[CAUT] Temperature and Pitch change when a DC rod turns off

Greg Graham grahampianos at yahoo.com
Sat Dec 12 22:21:52 MST 2009


Just last week I tuned a Yamaha P22 with a 50 watt dehumidifier rod, which was hot when I started tuning.  Initial measurements of all A's showed the piano within two cents of target.  I said to myself, "Boy, am I glad I installed that dehumidifier!"

After fine tuning all 88 notes, I went back and checked the A's again, and found octave 1 through 5 to be 5 cents sharp!  

As Charlie Brown would say, "Aaaarrghhh!".  

The rod was cold at this point.  It must have switched off somewhere around halfway through tuning.  

Room temperature was 70 degrees.  

I don't know what to do about this.  No matter where I tune that piano, it will be 5 cents wrong when the rod toggles.  
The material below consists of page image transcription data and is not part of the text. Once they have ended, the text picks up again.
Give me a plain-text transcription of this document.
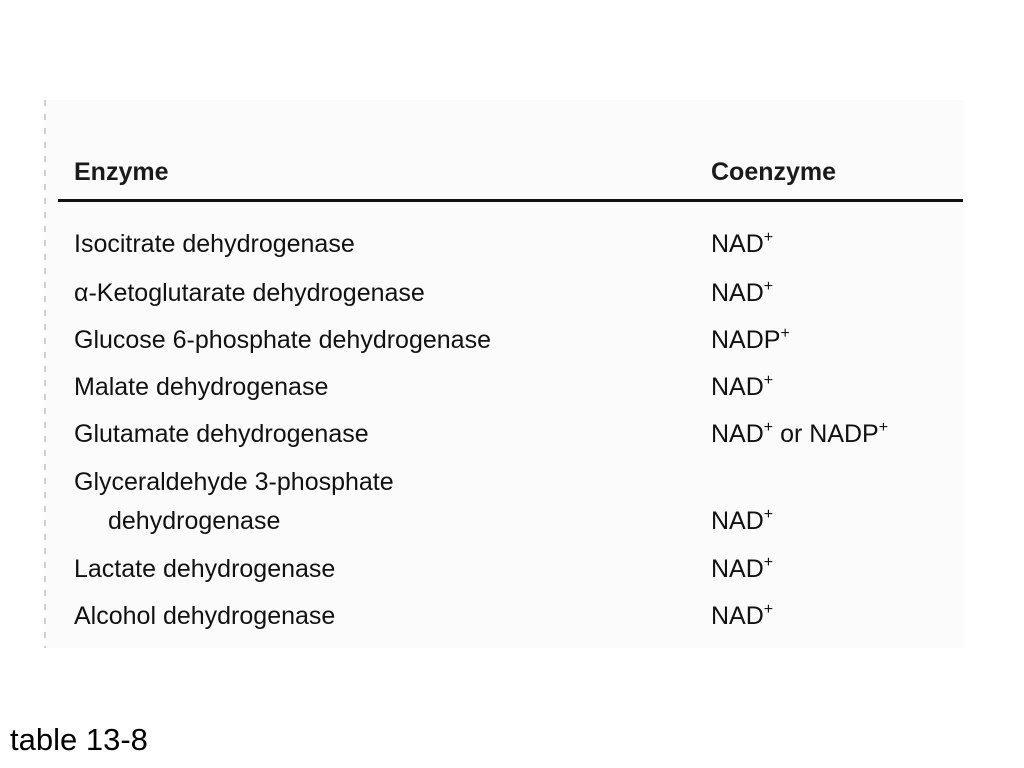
Enzyme	Coenzyme
Isocitrate dehydrogenase	NAD+
α-Ketoglutarate dehydrogenase	NAD+
Glucose 6-phosphate dehydrogenase	NADP+
Malate dehydrogenase	NAD+
Glutamate dehydrogenase	NAD+ or NADP+
Glyceraldehyde 3-phosphate
dehydrogenase	NAD+
Lactate dehydrogenase	NAD+
Alcohol dehydrogenase	NAD+
table 13-8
Should I tune cold in the fall, assuming it will be off most of the winter and tune hot in the spring assuming it will be on most of the summer?  

Should I just unplug every humidity system before tuning?

Should I move the rod up, down, or sideways?  

Should I put in a lower wattage rod?  

It sure would be nice if the humidistat cycled the rod more like an electric stove:  on and off several times a minute, varying the percentage on vs. off relative to the humidity.  The temperature of the rod and the air in the piano would gradually rise as humidity rises, over a period of days, rather than running full blast for hours, then off for hours.  That doesn't solve the problem of temperature drops from opening the cabinet to tune, but it would avoid the major change when a rod turns off during tuning.  

I really hate tuning an in-tune piano twice.